Continuamos a ter um discurso inflamado contra a austeridade violenta da República a par dum paleio fofinho que amortece as malfeitorias da austeridade regional. Na prática, com Sócrates, Passos, César ou Vasco vamos ter a mesma política financeira, as mesmas opções económicas, os mesmos cortes no ensino, nos apoios sociais, na saúde e no trabalho.
Os contratos com grupos económicos e as parcerias público-privados que mais não fazem do que sugar os nossos recursos financeiros, permanecem intocáveis; mas os contratos de trabalho de quem contribui para a economia podem ser violados; os contratos com bolseiros de investigação, cujos resultados têm levado o nome Açores por toda a comunidade científica mundial, podem ser adulterados. Os apoios ao ensino privado continuam, mas, no público, despedem-se profissionais de ensino e aumenta-se o número de alunos por sala de aula.

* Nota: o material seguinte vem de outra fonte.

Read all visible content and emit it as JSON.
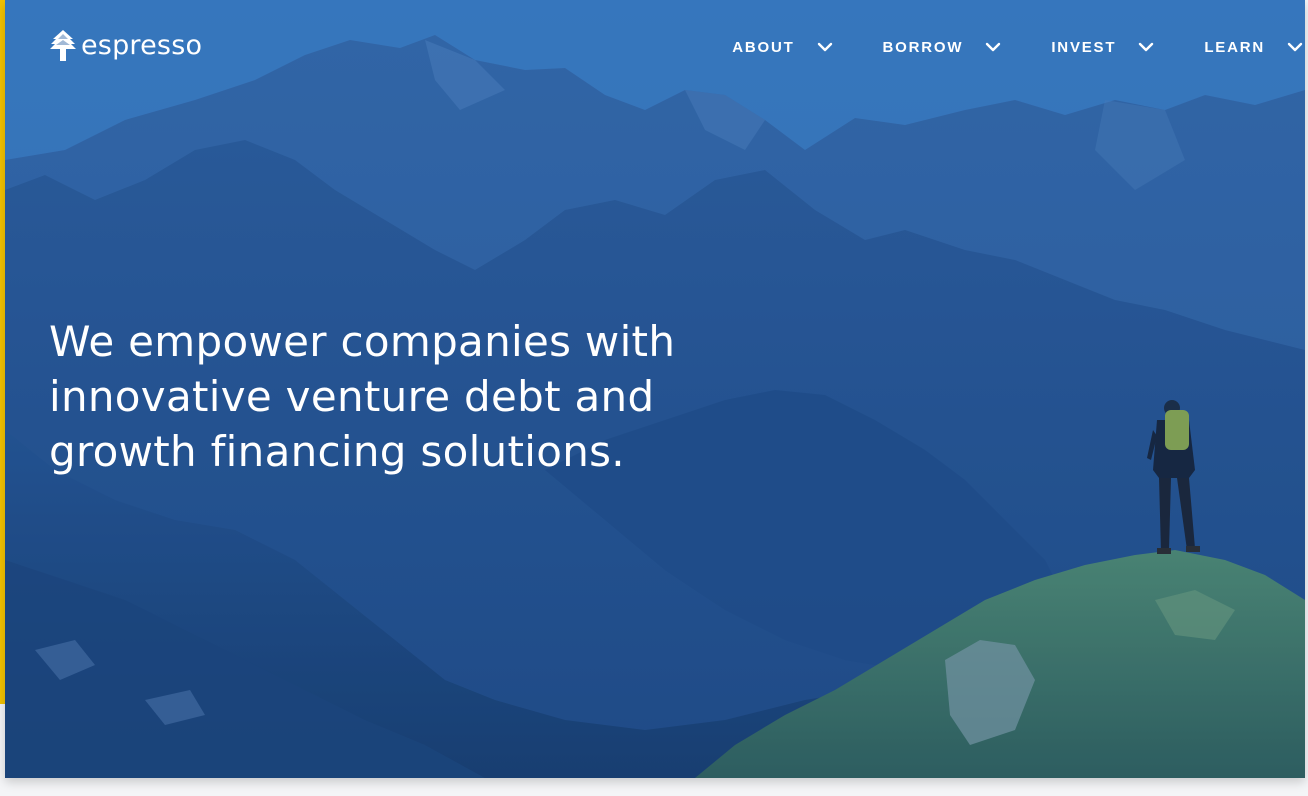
{
  "brand": {
    "name": "espresso",
    "logo_icon": "tree-icon"
  },
  "nav": {
    "items": [
      {
        "label": "ABOUT",
        "icon": "chevron-down-icon"
      },
      {
        "label": "BORROW",
        "icon": "chevron-down-icon"
      },
      {
        "label": "INVEST",
        "icon": "chevron-down-icon"
      },
      {
        "label": "LEARN",
        "icon": "chevron-down-icon"
      }
    ]
  },
  "hero": {
    "headline_lines": [
      "We empower companies with",
      "innovative venture debt and",
      "growth financing solutions."
    ],
    "background": "mountain-landscape-with-hiker"
  },
  "colors": {
    "accent": "#f2c200",
    "hero_tint": "#2f63a5",
    "text": "#ffffff"
  }
}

Uma vez que o nível de desemprego nos Açores não pára de crescer, vamos começar a perceber, como já alguém disse por outras palavras, que a nossa necessidade de arranjar emprego está acima das nossas possibilidades e que, até, a nossa necessidade de comer também se encontra no mesmo patamar.
Não se criam condições concretas para contrariar a recessão, promovendo emprego através da requalificação e recuperação do edificado urbano; apenas se papagueiam boas intenções. No entanto, continuamos a esbanjar dinheiro em campanhas dirigidas a um turismo maciço que não nos procura e a apoiar projetos megalómanos, condenados ao fracasso, que só beneficiam as grandes empresas, enquanto os pequenos empreiteiros locais encerram a sua atividade e vão para o desemprego junto com os seus trabalhadores.

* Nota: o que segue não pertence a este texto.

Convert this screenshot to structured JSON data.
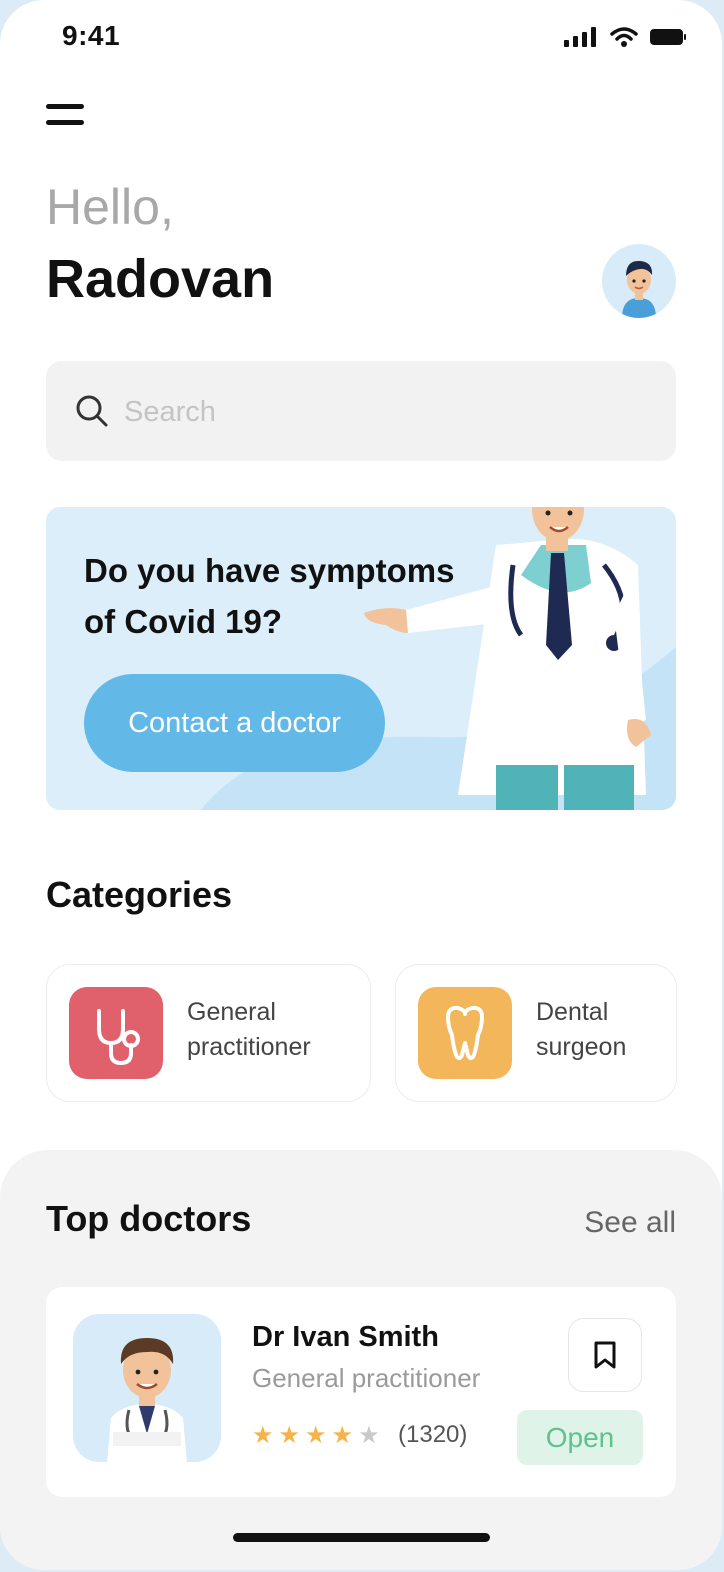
{
  "status_bar": {
    "time": "9:41"
  },
  "greeting": {
    "hello": "Hello,",
    "name": "Radovan"
  },
  "search": {
    "placeholder": "Search"
  },
  "banner": {
    "title": "Do you have symptoms of Covid 19?",
    "button_label": "Contact a doctor"
  },
  "categories": {
    "title": "Categories",
    "items": [
      {
        "label": "General practitioner",
        "icon": "stethoscope-icon",
        "color": "#e0616b"
      },
      {
        "label": "Dental surgeon",
        "icon": "tooth-icon",
        "color": "#f3b65b"
      }
    ]
  },
  "top_doctors": {
    "title": "Top doctors",
    "see_all": "See all",
    "doctors": [
      {
        "name": "Dr Ivan Smith",
        "specialty": "General practitioner",
        "rating": 4,
        "rating_max": 5,
        "reviews": "(1320)",
        "status": "Open"
      }
    ]
  },
  "colors": {
    "accent": "#62b9e8",
    "banner_bg": "#dbeef9",
    "open_green": "#5fc28e",
    "star": "#f5b349"
  }
}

Sabemos que não é notícia o encerramento dum grupo de trabalho com cinco ou seis trabalhadores. Notícia é a ameaça de despedimento duma centena de trabalhadores numa empresa com outra dimensão. Esquecem-se, porém, que a junção das várias falências, em diversas ilhas, representa muito mais desemprego, mesmo não sendo notícia.

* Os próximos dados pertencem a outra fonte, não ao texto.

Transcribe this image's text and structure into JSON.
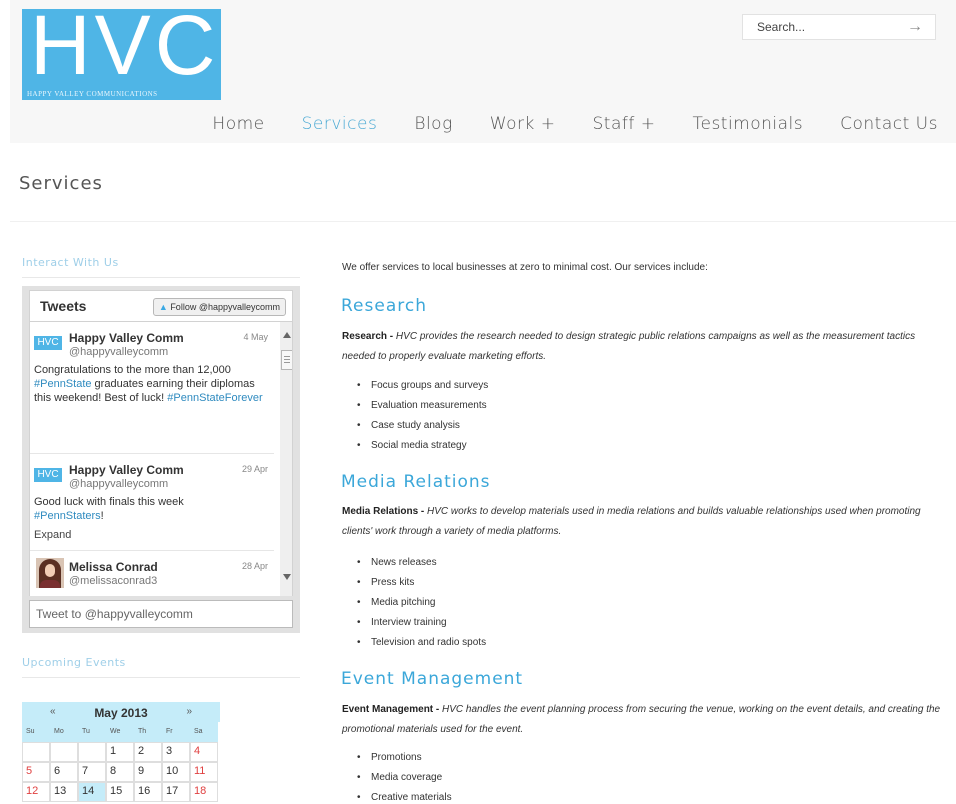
{
  "logo": {
    "big": "HVC",
    "small": "HAPPY VALLEY COMMUNICATIONS"
  },
  "search": {
    "placeholder": "Search...",
    "button": "→"
  },
  "nav": [
    "Home",
    "Services",
    "Blog",
    "Work +",
    "Staff +",
    "Testimonials",
    "Contact Us"
  ],
  "nav_active": "Services",
  "page_title": "Services",
  "sidebar": {
    "interact_heading": "Interact With Us",
    "events_heading": "Upcoming Events"
  },
  "twitter": {
    "title": "Tweets",
    "follow": "Follow @happyvalleycomm",
    "tweets": [
      {
        "avatar": "HVC",
        "name": "Happy Valley Comm",
        "handle": "@happyvalleycomm",
        "date": "4 May",
        "text_parts": [
          "Congratulations to the more than 12,000 ",
          "#PennState",
          " graduates earning their diplomas this weekend! Best of luck! ",
          "#PennStateForever"
        ]
      },
      {
        "avatar": "HVC",
        "name": "Happy Valley Comm",
        "handle": "@happyvalleycomm",
        "date": "29 Apr",
        "text_parts": [
          "Good luck with finals this week ",
          "#PennStaters",
          "!"
        ],
        "expand": "Expand"
      },
      {
        "name": "Melissa Conrad",
        "handle": "@melissaconrad3",
        "date": "28 Apr"
      }
    ],
    "input_placeholder": "Tweet to @happyvalleycomm"
  },
  "calendar": {
    "prev": "«",
    "next": "»",
    "title": "May 2013",
    "days": [
      "Su",
      "Mo",
      "Tu",
      "We",
      "Th",
      "Fr",
      "Sa"
    ],
    "weeks": [
      [
        "",
        "",
        "",
        "1",
        "2",
        "3",
        "4"
      ],
      [
        "5",
        "6",
        "7",
        "8",
        "9",
        "10",
        "11"
      ],
      [
        "12",
        "13",
        "14",
        "15",
        "16",
        "17",
        "18"
      ]
    ],
    "today": "14"
  },
  "content": {
    "intro": "We offer services to local businesses at zero to minimal cost. Our services include:",
    "sections": [
      {
        "heading": "Research",
        "lead": "Research - ",
        "text": "HVC provides the research needed to design strategic public relations campaigns as well as the measurement tactics needed to properly evaluate marketing efforts.",
        "items": [
          "Focus groups and surveys",
          "Evaluation measurements",
          "Case study analysis",
          "Social media strategy"
        ]
      },
      {
        "heading": "Media Relations",
        "lead": "Media Relations - ",
        "text": "HVC works to develop materials used in media relations and builds valuable relationships used when promoting clients' work through a variety of media platforms.",
        "items": [
          "News releases",
          "Press kits",
          "Media pitching",
          "Interview training",
          "Television and radio spots"
        ]
      },
      {
        "heading": "Event Management",
        "lead": "Event Management - ",
        "text": "HVC handles the event planning process from securing the venue, working on the event details, and creating the promotional materials used for the event.",
        "items": [
          "Promotions",
          "Media coverage",
          "Creative materials"
        ]
      }
    ]
  },
  "colors": {
    "brand": "#4fb5e6",
    "accent": "#3ba7d9",
    "calendar": "#c5ecf9",
    "weekend": "#e04040"
  }
}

Destacados dirigentes do PS vociferam contra o roubo perpetrado nos subsídios de Férias e Natal, mas nada fizeram, nem fazem para repor esse dinheiro na dinamização da economia regional. Acusam o Governo PSD/CDS de cortar no direito à saúde, o que é verdade, mas praticam o mesmo genocídio, de forma fofinha nos Hospitais e Unidades de Saúde dos Açores.
Convocam reuniões, de que fazem grande alarido promocional, para discutir e recolher propostas e opiniões dos parceiros sociais e forças políticas, mas, afinal, as ditas servem apenas para informar do que já está a ser implementado, e mal implementado, segundo as opiniões desses mesmos parceiros. E chamam a isto, diálogo?! Faz-me lembrar o requentar da prática do Subsecretário das Pescas do anterior governo que falava com os pescadores, não para auscultar as suas opiniões, mas para lhes impor as suas decisões. Parece que o estilo “fez escola”.
O Governo Regional, em concorrência com Passos Coelho, até pretende refundar, ainda não o Estado, mas o conceito de “Orçamento de Base Zero” já que, em vez de orçamentar o financiamento real das necessidades, em substituição da atualização percentual, deturpa o seu princípio, reduzindo as necessidades a zero para que não seja necessária a sua dotação financeira.
Este Governo Regional não está a trilhar um bom caminho: critica violentamente a política económica e financeira da República que, na prática, aplica com palavras fofinhas nos Açores.
(Publicado no jornal INCENTIVO, 2012/03/25)
OU DE COMO A LÍNGUA PORTUGUESA É TRAIÇOEIRA
“Que Cavaco era um leitor atento e exigente já nós sabíamos desde que, para espanto da academia em geral e da academia sueca em particular, criticou os livros de Saramago por terem demasiadas vírgulas. Desta vez, o crítico desviou a sua atenção da pontuação para as preposições. Onde se lê um "de", deve ler-se um "da". Não é apenas a preposição "de" que deve estar na lei, é a contração da preposição "de" com o artigo definido "a". A mudança implica o seguinte: se um presidente "de" câmara não pode recandidatar-se depois de três mandatos, a sua carreira autárquica acaba; mas um presidente "da" câmara não pode recandidatar-se apenas à câmara específica a que preside. Pode recandidatar-se à do lado. Ou a outra qualquer. Há 23 letras no alfabeto, mas Cavaco indicou a única que podia beneficiar os dinossáurios autárquicos.” (Ricardo Araújo Pereira)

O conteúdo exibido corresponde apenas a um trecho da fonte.